Впрочем, предвидение или что, но раз уж дело начато, надо было довести его до сколько-нибудь внятного результата, поэтому я взял у Суханова адрес Крюковой, и отправился к ней, благо, жила она неподалёку, в переулках ближе к Яузе. Что кухарка она приходящая, в доме не живёт, я у дворецкого тоже уточнил, как и её возраст – двадцать три года. То есть по здешним понятиям Ефросинья Крюкова почти что старая дева, так что дела, связанные с предстоящим замужеством, смотрелись вполне пристойным поводом для начальственной доброты.

Маленький домик за покосившимся заборчиком, что я с трудом отыскал в совсем уж глухом переулке, встретил меня злобным тявканьем собачонки, которую от посаждения на цепь не спасли ни малые размеры, ни общая несуразная наружность. Захлёбывалась собаченция брёхом довольно долго, но никто из домика так и не вышел посмотреть, чего ради весь этот шум. Зато вышла женщина в возрасте из дома по соседству, но толку от неё оказалось немного – ничего она не видела, ничего не слышала, где сейчас может быть Фроська, даже понятия не имеет. На том соседка посчитала долг вежливости исполненным, ко мне интерес потеряла и принялась орать на несчастную псину, укоряя её, и в общем-то вполне справедливо, за то, что она своим дурным брёхом добрым людям покоя не даёт. Псина попыталась было обгавкать соседку ещё более злобно, чем до того меня, но через пару минут признала своё поражение в дискуссии и заткнулась.

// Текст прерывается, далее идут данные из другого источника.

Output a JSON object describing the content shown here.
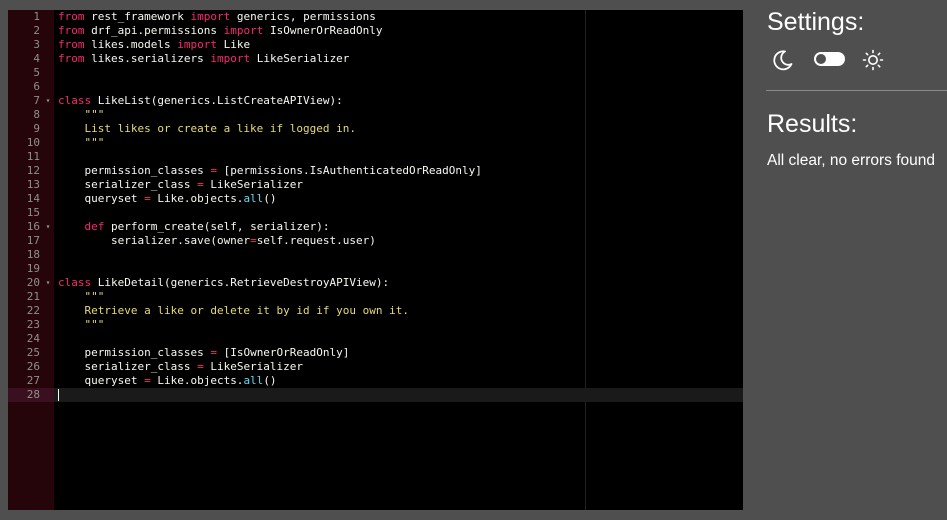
{
  "editor": {
    "lines": [
      {
        "n": "1",
        "tokens": [
          {
            "t": "kw",
            "v": "from"
          },
          {
            "t": "",
            "v": " rest_framework "
          },
          {
            "t": "kw",
            "v": "import"
          },
          {
            "t": "",
            "v": " generics, permissions"
          }
        ]
      },
      {
        "n": "2",
        "tokens": [
          {
            "t": "kw",
            "v": "from"
          },
          {
            "t": "",
            "v": " drf_api.permissions "
          },
          {
            "t": "kw",
            "v": "import"
          },
          {
            "t": "",
            "v": " IsOwnerOrReadOnly"
          }
        ]
      },
      {
        "n": "3",
        "tokens": [
          {
            "t": "kw",
            "v": "from"
          },
          {
            "t": "",
            "v": " likes.models "
          },
          {
            "t": "kw",
            "v": "import"
          },
          {
            "t": "",
            "v": " Like"
          }
        ]
      },
      {
        "n": "4",
        "tokens": [
          {
            "t": "kw",
            "v": "from"
          },
          {
            "t": "",
            "v": " likes.serializers "
          },
          {
            "t": "kw",
            "v": "import"
          },
          {
            "t": "",
            "v": " LikeSerializer"
          }
        ]
      },
      {
        "n": "5",
        "tokens": []
      },
      {
        "n": "6",
        "tokens": []
      },
      {
        "n": "7",
        "fold": true,
        "tokens": [
          {
            "t": "kw",
            "v": "class"
          },
          {
            "t": "",
            "v": " LikeList(generics.ListCreateAPIView):"
          }
        ]
      },
      {
        "n": "8",
        "tokens": [
          {
            "t": "str",
            "v": "    \"\"\""
          }
        ]
      },
      {
        "n": "9",
        "tokens": [
          {
            "t": "str",
            "v": "    List likes or create a like if logged in."
          }
        ]
      },
      {
        "n": "10",
        "tokens": [
          {
            "t": "str",
            "v": "    \"\"\""
          }
        ]
      },
      {
        "n": "11",
        "tokens": []
      },
      {
        "n": "12",
        "tokens": [
          {
            "t": "",
            "v": "    permission_classes "
          },
          {
            "t": "kw",
            "v": "="
          },
          {
            "t": "",
            "v": " [permissions.IsAuthenticatedOrReadOnly]"
          }
        ]
      },
      {
        "n": "13",
        "tokens": [
          {
            "t": "",
            "v": "    serializer_class "
          },
          {
            "t": "kw",
            "v": "="
          },
          {
            "t": "",
            "v": " LikeSerializer"
          }
        ]
      },
      {
        "n": "14",
        "tokens": [
          {
            "t": "",
            "v": "    queryset "
          },
          {
            "t": "kw",
            "v": "="
          },
          {
            "t": "",
            "v": " Like.objects."
          },
          {
            "t": "bi",
            "v": "all"
          },
          {
            "t": "",
            "v": "()"
          }
        ]
      },
      {
        "n": "15",
        "tokens": []
      },
      {
        "n": "16",
        "fold": true,
        "tokens": [
          {
            "t": "",
            "v": "    "
          },
          {
            "t": "kw",
            "v": "def"
          },
          {
            "t": "",
            "v": " perform_create(self, serializer):"
          }
        ]
      },
      {
        "n": "17",
        "tokens": [
          {
            "t": "",
            "v": "        serializer.save(owner"
          },
          {
            "t": "kw",
            "v": "="
          },
          {
            "t": "",
            "v": "self.request.user)"
          }
        ]
      },
      {
        "n": "18",
        "tokens": []
      },
      {
        "n": "19",
        "tokens": []
      },
      {
        "n": "20",
        "fold": true,
        "tokens": [
          {
            "t": "kw",
            "v": "class"
          },
          {
            "t": "",
            "v": " LikeDetail(generics.RetrieveDestroyAPIView):"
          }
        ]
      },
      {
        "n": "21",
        "tokens": [
          {
            "t": "str",
            "v": "    \"\"\""
          }
        ]
      },
      {
        "n": "22",
        "tokens": [
          {
            "t": "str",
            "v": "    Retrieve a like or delete it by id if you own it."
          }
        ]
      },
      {
        "n": "23",
        "tokens": [
          {
            "t": "str",
            "v": "    \"\"\""
          }
        ]
      },
      {
        "n": "24",
        "tokens": []
      },
      {
        "n": "25",
        "tokens": [
          {
            "t": "",
            "v": "    permission_classes "
          },
          {
            "t": "kw",
            "v": "="
          },
          {
            "t": "",
            "v": " [IsOwnerOrReadOnly]"
          }
        ]
      },
      {
        "n": "26",
        "tokens": [
          {
            "t": "",
            "v": "    serializer_class "
          },
          {
            "t": "kw",
            "v": "="
          },
          {
            "t": "",
            "v": " LikeSerializer"
          }
        ]
      },
      {
        "n": "27",
        "tokens": [
          {
            "t": "",
            "v": "    queryset "
          },
          {
            "t": "kw",
            "v": "="
          },
          {
            "t": "",
            "v": " Like.objects."
          },
          {
            "t": "bi",
            "v": "all"
          },
          {
            "t": "",
            "v": "()"
          }
        ]
      },
      {
        "n": "28",
        "active": true,
        "tokens": []
      }
    ]
  },
  "settings": {
    "title": "Settings:",
    "dark_icon": "moon-icon",
    "light_icon": "sun-icon",
    "theme_toggle_on": false
  },
  "results": {
    "title": "Results:",
    "message": "All clear, no errors found"
  },
  "colors": {
    "background": "#4f4f4f",
    "editor_bg": "#000000",
    "gutter_bg": "#25050a",
    "keyword": "#f92672",
    "string": "#e6db74",
    "builtin": "#66d9ef"
  }
}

Признать поражение пришлось и мне, после чего я отправился домой – книга Левенгаупта сама себя не переведёт.

На следующий день, однако, выяснилось, что поражение моё оказалось даже более тяжёлым – позвонил по телефону отец и сообщил, что сегодня Крюкова на службу не вышла и мальчишка, коего Суханов отправил к ней домой, вернулся ни с чем, сказав, что дома её нет. Я посоветовал отцу обратиться к Борису Григорьевичу, отец проворчал, что так и сделает. Меня, признаться, посетили нехорошие предчувствия – знал уже, чем такое может обернуться.

…Шаболдин появился у меня вечером на другой день. Вид старший губной пристав имел настолько усталый и недовольный, что я даже не предложил ему выпить, а молча налил чарку можжевеловой да велел принести в кабинет нарезанных хлеба и ветчины. Ну и себе плеснул, так, чуть меньше, чем наполовину.

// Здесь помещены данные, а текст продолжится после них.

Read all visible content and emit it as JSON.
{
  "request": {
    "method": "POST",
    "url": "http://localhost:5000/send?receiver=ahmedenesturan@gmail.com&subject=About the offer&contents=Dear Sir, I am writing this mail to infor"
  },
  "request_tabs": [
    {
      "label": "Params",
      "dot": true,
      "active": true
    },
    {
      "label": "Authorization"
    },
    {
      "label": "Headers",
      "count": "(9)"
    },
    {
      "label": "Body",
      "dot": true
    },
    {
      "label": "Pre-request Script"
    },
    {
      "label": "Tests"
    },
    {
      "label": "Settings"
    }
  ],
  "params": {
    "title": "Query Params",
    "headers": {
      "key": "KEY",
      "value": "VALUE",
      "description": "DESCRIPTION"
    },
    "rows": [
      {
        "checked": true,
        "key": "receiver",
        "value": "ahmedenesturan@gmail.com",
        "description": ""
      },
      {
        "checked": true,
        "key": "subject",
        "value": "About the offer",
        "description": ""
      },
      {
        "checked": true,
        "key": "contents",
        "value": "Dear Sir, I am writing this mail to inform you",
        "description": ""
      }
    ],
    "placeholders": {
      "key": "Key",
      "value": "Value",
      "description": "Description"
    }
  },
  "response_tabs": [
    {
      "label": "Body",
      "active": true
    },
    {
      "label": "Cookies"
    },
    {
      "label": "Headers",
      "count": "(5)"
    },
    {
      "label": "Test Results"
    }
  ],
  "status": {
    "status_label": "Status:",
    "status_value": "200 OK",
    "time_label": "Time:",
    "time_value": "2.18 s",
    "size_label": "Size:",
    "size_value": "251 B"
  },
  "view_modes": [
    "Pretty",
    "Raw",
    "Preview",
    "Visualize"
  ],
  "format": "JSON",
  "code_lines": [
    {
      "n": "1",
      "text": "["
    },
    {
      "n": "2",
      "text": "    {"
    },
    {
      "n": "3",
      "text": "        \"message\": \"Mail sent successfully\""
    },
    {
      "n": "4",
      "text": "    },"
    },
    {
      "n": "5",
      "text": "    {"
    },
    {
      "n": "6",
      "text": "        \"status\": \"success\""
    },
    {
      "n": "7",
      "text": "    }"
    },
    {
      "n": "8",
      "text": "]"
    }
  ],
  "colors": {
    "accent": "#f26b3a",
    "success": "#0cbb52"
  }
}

– Дело с этой Крюковой нехорошее получается, Алексей Филиппович, – угрюмо начал пристав, выпив и закусив. – Очень нехорошее.

Я показал готовность слушать самым внимательным образом, что бы он мне ни сказал, и Шаболдин продолжил:

– Дома её нет. Никаких признаков, что увели её силою, нет. Никаких признаков поспешных сборов тоже нет. Следов того, что в доме что-то искали, опять-таки нет. Тем не менее, ни носильных вещей, ни денег, ни чего-то ценного в доме не осталось.

– И то верно, нехорошо как-то получается, – согласился я.

– Это ладно, – пристав уж очень недобро усмехнулся, – дальше ещё хуже.

Я уже приготовился услышать, что найдено мёртвое тело незадачливой невесты, но оказалось и вправду хуже.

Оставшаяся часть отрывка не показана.